Sunday, May 26, 2013
Los Angeles Times

Fueled by rising world prices for metals, the number of scrap recyclers in the Los Angeles area has jumped. In 2007, the Department of Energy estimated that metal theft was costing businesses $1 billion a year nationwide.
Michael Robinson Chavez/Los Angeles Times/MCT
The state is in the throes of a metal theft epidemic, fueled by scrap yards' willingness to pay high prices for copper and steel that can be resold to hungry factories in Asia.
In Southern California, a proliferation of unpermitted scrap yards -- which have set up shop here to take advantage of access to the ports of Los Angeles and Long Beach -- has exacerbated the problem.
Regulators acknowledge that, at times, they have been unable to keep up with the number of illegal operations and the environmental threat they pose. And in their eagerness to cash in on an export trade worth $7 billion annually, even some permitted scrap yards are ignoring laws designed to stem metal theft.
The task of ferreting out metal theft in Los Angeles County is left mainly to two men: Kevin Romine, a detective with the Los Angeles Police Department, and Detective Dave Chapman, a Los Angeles County sheriff's deputy.
According to Romine, at least half the metal, excluding iron, in city scrap yards probably is stolen. In the year he's been on the job, he has shut down a dozen unpermitted yards in the city of Los Angeles alone.
"I learned a long time ago, it's more than I can handle," Chapman said.
On a recent morning, he and a civilian investigator drove through the Alameda Corridor -- a 20-mile freight rail route linking the ports to downtown Los Angeles -- in search of scofflaw scrap operations. They passed one metal recycling business after another until Chapman pulled into one that didn't appear to have a sign.
"This is a pop-up," he said. "This wasn't here a couple of months ago."
Workers were loading hunks of car engines and transmission housings into a shipping container plunked down in the middle of a yard. There was no office, just a badly ventilated trailer surrounded by piles of metal. In a far corner of the yard, a worker was stripping copper wire.
"What do you call this place?" Chapman asked a man who came out of the trailer. The worker, who did not give his name, said one side of the yard was known as "S" metals; the other side had a different name.
Chapman could see no obvious signs that any of the metal there was stolen. But other times, he said, the evidence has been glaring.

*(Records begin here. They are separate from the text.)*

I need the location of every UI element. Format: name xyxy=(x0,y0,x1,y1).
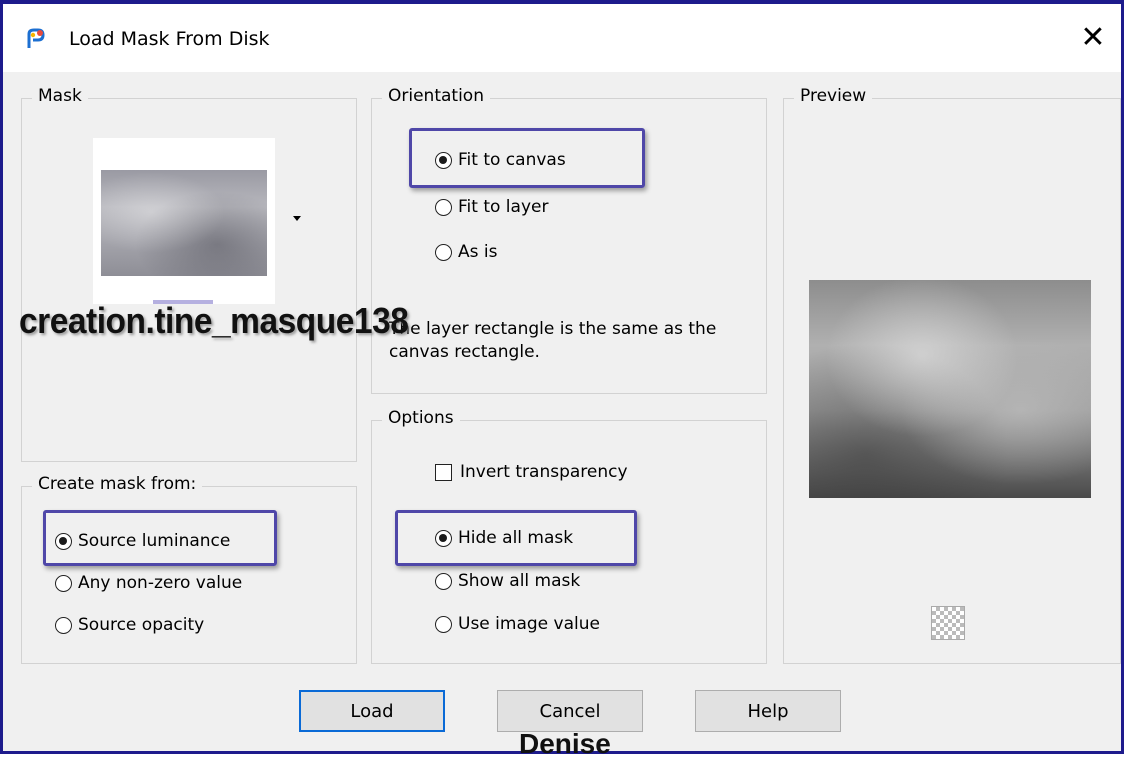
create-mask-from-legend: Create mask from: xyxy=(32,474,203,494)
checkbox-invert-transparency[interactable]: Invert transparency xyxy=(435,462,628,482)
options-legend: Options xyxy=(382,408,460,428)
mask-thumbnail-selector[interactable] xyxy=(93,138,275,304)
radio-dot-icon[interactable] xyxy=(435,243,452,261)
radio-label: Use image value xyxy=(458,614,600,634)
mask-thumbnail-image xyxy=(101,170,267,276)
radio-dot-icon[interactable] xyxy=(55,616,72,634)
chevron-down-icon[interactable] xyxy=(293,216,301,221)
orientation-description: The layer rectangle is the same as the c… xyxy=(389,319,717,362)
paintshop-pro-icon xyxy=(27,28,45,48)
radio-dot-icon[interactable] xyxy=(435,529,452,547)
radio-dot-icon[interactable] xyxy=(435,198,452,216)
mask-name-label: creation.tine_masque138 xyxy=(19,300,409,341)
radio-fit-to-layer[interactable]: Fit to layer xyxy=(435,197,548,217)
close-icon[interactable]: ✕ xyxy=(1073,18,1113,58)
radio-source-luminance[interactable]: Source luminance xyxy=(55,531,230,551)
radio-label: Fit to canvas xyxy=(458,150,566,170)
load-button[interactable]: Load xyxy=(299,690,445,732)
radio-any-non-zero-value[interactable]: Any non-zero value xyxy=(55,573,242,593)
help-button[interactable]: Help xyxy=(695,690,841,732)
radio-fit-to-canvas[interactable]: Fit to canvas xyxy=(435,150,566,170)
radio-as-is[interactable]: As is xyxy=(435,242,497,262)
radio-dot-icon[interactable] xyxy=(55,574,72,592)
mask-legend: Mask xyxy=(32,86,88,106)
transparency-toggle-icon[interactable] xyxy=(931,606,965,640)
preview-image xyxy=(809,280,1091,498)
checkbox-box-icon[interactable] xyxy=(435,463,452,481)
radio-dot-icon[interactable] xyxy=(435,572,452,590)
window-title: Load Mask From Disk xyxy=(69,28,270,50)
radio-source-opacity[interactable]: Source opacity xyxy=(55,615,204,635)
radio-label: As is xyxy=(458,242,498,262)
radio-show-all-mask[interactable]: Show all mask xyxy=(435,571,580,591)
radio-hide-all-mask[interactable]: Hide all mask xyxy=(435,528,573,548)
radio-label: Hide all mask xyxy=(458,528,574,548)
radio-label: Show all mask xyxy=(458,571,581,591)
signature-text: Denise xyxy=(519,728,611,759)
radio-label: Fit to layer xyxy=(458,197,549,217)
radio-dot-icon[interactable] xyxy=(435,151,452,169)
radio-label: Source luminance xyxy=(78,531,231,551)
orientation-legend: Orientation xyxy=(382,86,490,106)
radio-dot-icon[interactable] xyxy=(435,615,452,633)
radio-label: Source opacity xyxy=(78,615,205,635)
title-bar: Load Mask From Disk ✕ xyxy=(3,4,1121,72)
radio-label: Any non-zero value xyxy=(78,573,243,593)
radio-dot-icon[interactable] xyxy=(55,532,72,550)
preview-legend: Preview xyxy=(794,86,873,106)
checkbox-label: Invert transparency xyxy=(460,462,628,482)
cancel-button[interactable]: Cancel xyxy=(497,690,643,732)
radio-use-image-value[interactable]: Use image value xyxy=(435,614,600,634)
dialog-window: Load Mask From Disk ✕ Mask Create mask f… xyxy=(0,0,1124,759)
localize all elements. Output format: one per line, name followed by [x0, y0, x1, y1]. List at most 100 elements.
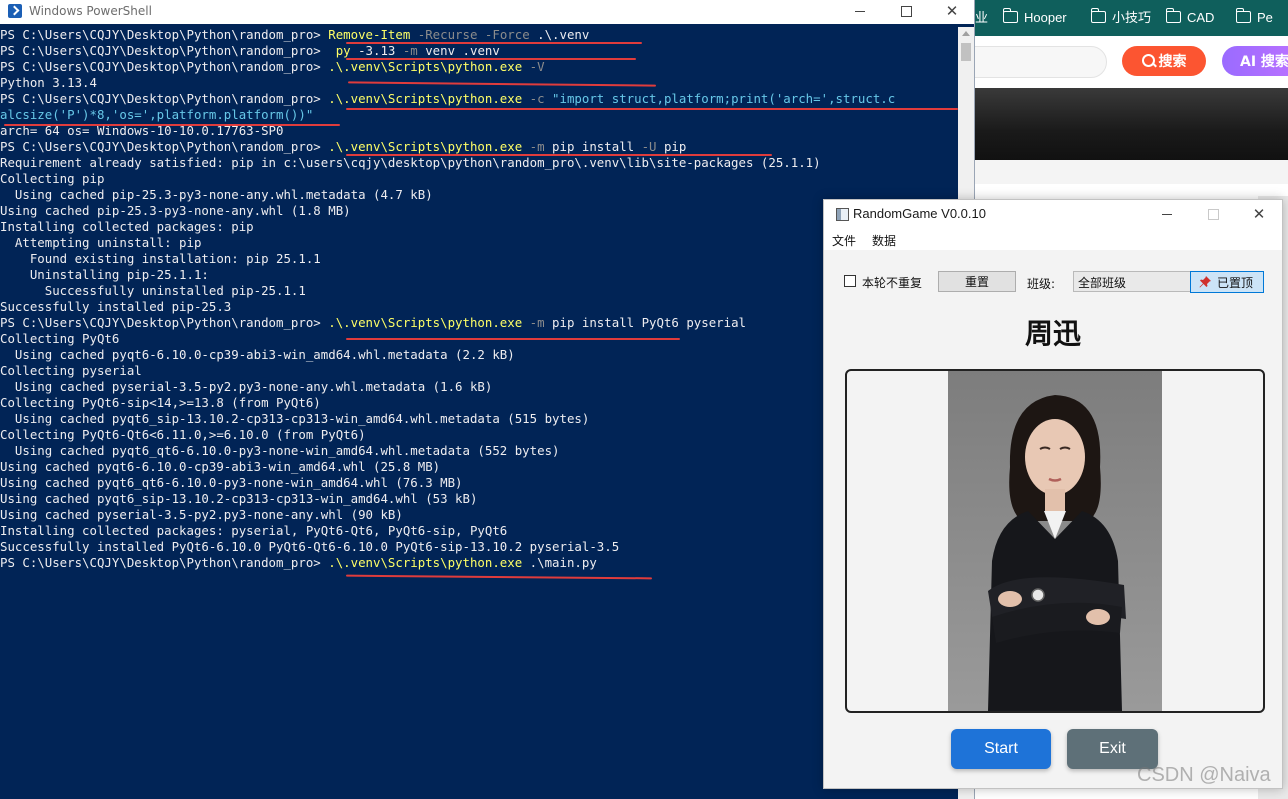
console-output[interactable]: PS C:\Users\CQJY\Desktop\Python\random_p… [0, 27, 958, 799]
console-text: Using cached pip-25.3-py3-none-any.whl (… [0, 203, 351, 218]
scroll-thumb[interactable] [961, 43, 971, 61]
console-text: -m [522, 315, 545, 330]
console-text: alcsize('P')*8,'os=',platform.platform()… [0, 107, 314, 122]
console-text: py [328, 43, 351, 58]
console-line: Using cached pyqt6_qt6-6.10.0-py3-none-w… [0, 443, 560, 459]
console-text: -V [522, 59, 545, 74]
console-text: Using cached pyqt6-6.10.0-cp39-abi3-win_… [0, 459, 441, 474]
maximize-icon [900, 5, 912, 17]
console-text: Installing collected packages: pip [0, 219, 254, 234]
bookmark-folder-hooper[interactable]: Hooper [1002, 8, 1067, 27]
maximize-button[interactable] [883, 0, 929, 24]
console-line: Requirement already satisfied: pip in c:… [0, 155, 821, 171]
photo-frame [845, 369, 1265, 713]
console-text: Found existing installation: pip 25.1.1 [0, 251, 321, 266]
console-line: Collecting PyQt6 [0, 331, 119, 347]
console-line: Successfully uninstalled pip-25.1.1 [0, 283, 306, 299]
console-text: PS C:\Users\CQJY\Desktop\Python\random_p… [0, 91, 329, 106]
console-text: .\.venv\Scripts\python.exe [328, 59, 523, 74]
console-text: PS C:\Users\CQJY\Desktop\Python\random_p… [0, 139, 329, 154]
annotation-underline [346, 338, 680, 340]
bookmark-folder-pe[interactable]: Pe [1235, 8, 1273, 27]
search-button[interactable]: 搜索 [1122, 46, 1206, 76]
console-text: -Recurse -Force [410, 27, 530, 42]
randomgame-title: RandomGame V0.0.10 [853, 206, 986, 221]
class-select[interactable]: 全部班级 [1073, 271, 1191, 292]
console-line: Using cached pip-25.3-py3-none-any.whl.m… [0, 187, 433, 203]
console-text: venv .venv [417, 43, 500, 58]
console-line: Collecting PyQt6-Qt6<6.11.0,>=6.10.0 (fr… [0, 427, 366, 443]
console-line: Uninstalling pip-25.1.1: [0, 267, 209, 283]
bookmark-label: 业 [975, 10, 989, 25]
console-text: .\.venv [529, 27, 590, 42]
ai-search-label: AI 搜索 [1240, 54, 1288, 70]
console-text: Successfully uninstalled pip-25.1.1 [0, 283, 306, 298]
annotation-underline [346, 154, 772, 156]
console-line: Using cached pyqt6-6.10.0-cp39-abi3-win_… [0, 347, 515, 363]
no-repeat-label: 本轮不重复 [862, 276, 923, 290]
class-label: 班级: [1027, 277, 1056, 291]
console-line: Using cached pyqt6_qt6-6.10.0-py3-none-w… [0, 475, 463, 491]
bookmark-label: CAD [1187, 10, 1215, 25]
reset-button[interactable]: 重置 [938, 271, 1016, 292]
console-text: "import struct,platform;print('arch=',st… [544, 91, 896, 106]
randomgame-window: RandomGame V0.0.10 ✕ 文件 数据 本轮不重复 重置 班级: … [823, 199, 1283, 789]
console-text: .\.venv\Scripts\python.exe [328, 139, 523, 154]
menu-bar: 文件 数据 [824, 229, 1282, 250]
console-line: PS C:\Users\CQJY\Desktop\Python\random_p… [0, 27, 589, 43]
search-button-label: 搜索 [1158, 54, 1187, 70]
console-text: Using cached pyqt6-6.10.0-cp39-abi3-win_… [0, 347, 515, 362]
console-line: PS C:\Users\CQJY\Desktop\Python\random_p… [0, 59, 545, 75]
maximize-button [1190, 200, 1236, 229]
powershell-titlebar: Windows PowerShell ✕ [0, 0, 974, 24]
bookmark-label: 小技巧 [1112, 10, 1152, 25]
menu-file[interactable]: 文件 [832, 232, 856, 249]
close-icon: ✕ [945, 2, 959, 20]
search-icon [1141, 54, 1155, 67]
ai-search-button[interactable]: AI 搜索 [1222, 46, 1288, 76]
console-text: Attempting uninstall: pip [0, 235, 202, 250]
minimize-button[interactable] [1144, 200, 1190, 229]
console-line: PS C:\Users\CQJY\Desktop\Python\random_p… [0, 555, 597, 571]
close-button[interactable]: ✕ [929, 0, 975, 24]
console-text: PS C:\Users\CQJY\Desktop\Python\random_p… [0, 59, 329, 74]
pin-icon [1199, 276, 1211, 288]
console-text: Collecting PyQt6-Qt6<6.11.0,>=6.10.0 (fr… [0, 427, 366, 442]
scroll-up-arrow-icon[interactable] [962, 31, 970, 36]
console-text: Collecting pip [0, 171, 105, 186]
bookmark-folder-cad[interactable]: CAD [1165, 8, 1215, 27]
minimize-button[interactable] [837, 0, 883, 24]
console-text: -c [522, 91, 545, 106]
console-line: Attempting uninstall: pip [0, 235, 202, 251]
console-text: Successfully installed pip-25.3 [0, 299, 232, 314]
console-text: -U [641, 139, 657, 154]
console-text: Collecting PyQt6-sip<14,>=13.8 (from PyQ… [0, 395, 321, 410]
console-line: Installing collected packages: pyserial,… [0, 523, 507, 539]
exit-button[interactable]: Exit [1067, 729, 1158, 769]
person-photo [948, 371, 1162, 711]
console-line: Collecting PyQt6-sip<14,>=13.8 (from PyQ… [0, 395, 321, 411]
randomgame-titlebar: RandomGame V0.0.10 ✕ [824, 200, 1282, 229]
pin-on-top-button[interactable]: 已置顶 [1190, 271, 1264, 293]
console-text: Using cached pyserial-3.5-py2.py3-none-a… [0, 507, 403, 522]
annotation-underline [346, 42, 642, 44]
search-input[interactable] [975, 46, 1107, 78]
bookmark-folder-tips[interactable]: 小技巧 [1090, 8, 1152, 27]
bookmark-label: Hooper [1024, 10, 1067, 25]
no-repeat-checkbox[interactable] [844, 275, 856, 287]
maximize-icon [1207, 209, 1219, 220]
console-text: .\.venv\Scripts\python.exe [328, 315, 523, 330]
console-line: Using cached pyserial-3.5-py2.py3-none-a… [0, 507, 403, 523]
selected-name: 周迅 [1024, 317, 1081, 350]
console-line: Using cached pip-25.3-py3-none-any.whl (… [0, 203, 351, 219]
bookmark-item[interactable]: 业 [975, 9, 988, 27]
console-text: -3.13 [350, 43, 403, 58]
app-window-icon [836, 208, 849, 221]
console-text: Using cached pyqt6_sip-13.10.2-cp313-cp3… [0, 491, 478, 506]
close-button[interactable]: ✕ [1236, 200, 1282, 229]
console-text: Remove-Item [328, 27, 411, 42]
console-line: PS C:\Users\CQJY\Desktop\Python\random_p… [0, 139, 686, 155]
start-button[interactable]: Start [951, 729, 1051, 769]
menu-data[interactable]: 数据 [872, 232, 896, 249]
minimize-icon [1162, 214, 1172, 215]
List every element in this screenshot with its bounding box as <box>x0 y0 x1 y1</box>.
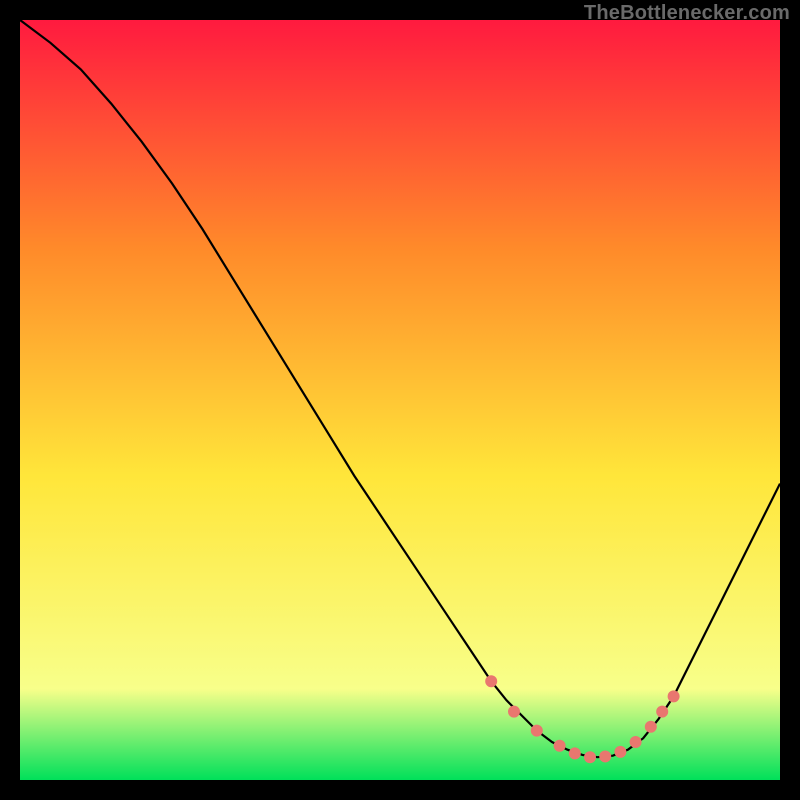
marker-point <box>614 746 626 758</box>
marker-point <box>485 675 497 687</box>
marker-point <box>645 721 657 733</box>
marker-point <box>599 750 611 762</box>
marker-point <box>584 751 596 763</box>
chart-svg <box>20 20 780 780</box>
gradient-background <box>20 20 780 780</box>
marker-point <box>554 740 566 752</box>
marker-point <box>630 736 642 748</box>
marker-point <box>569 747 581 759</box>
chart-frame: TheBottlenecker.com <box>0 0 800 800</box>
watermark-text: TheBottlenecker.com <box>584 2 790 25</box>
plot-area <box>20 20 780 780</box>
marker-point <box>531 725 543 737</box>
marker-point <box>656 706 668 718</box>
marker-point <box>668 690 680 702</box>
marker-point <box>508 706 520 718</box>
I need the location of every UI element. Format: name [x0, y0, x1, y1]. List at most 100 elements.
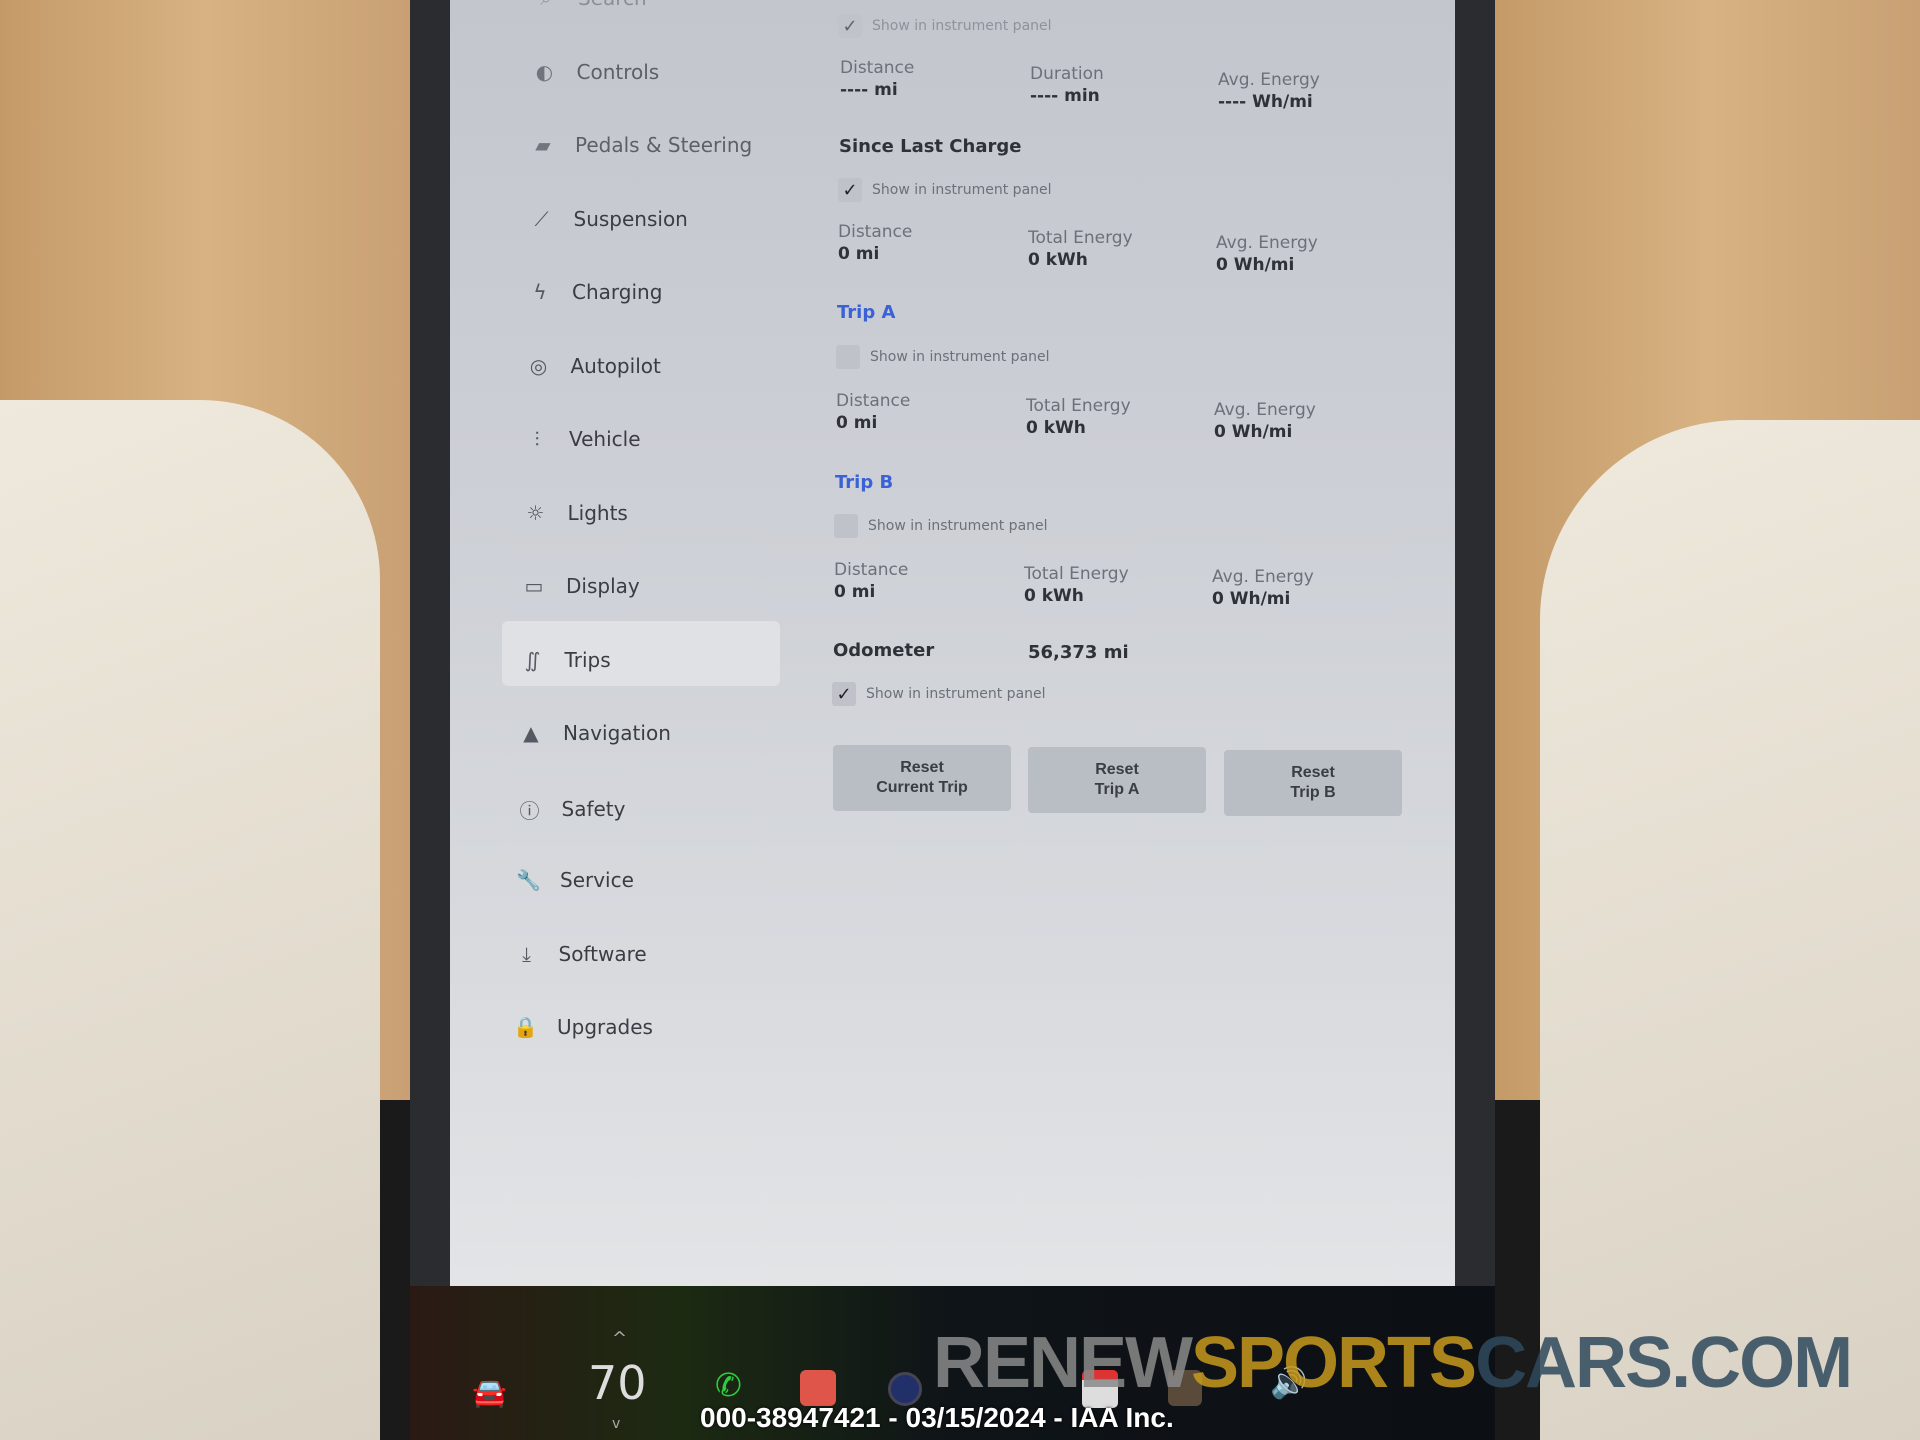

He and his partner recently saw a man trying to sell bread racks right out of a bakery truck. While they were interviewing that suspect, Chapman said, another man showed up at the yard looking to sell municipal storm grates, but disappeared before officers could ask questions.
In 2007, the U.S. Department of Energy estimated that metal theft was costing businesses $1 billion a year nationwide. Copper theft, in particular, "disrupts the flow of electricity, telecommunications, transportation, water supply, heating, and security and emergency services, and presents a risk to both public safety and national security," a 2008 FBI report said.
Four years ago, California was among the first states to pass laws requiring that sellers provide photo identifications to scrap yards and wait at least three days for payment for many metals. On the purchasing side, the yards were obligated to maintain records and make an honest effort to determine whether the sellers actually owned the material they were peddling.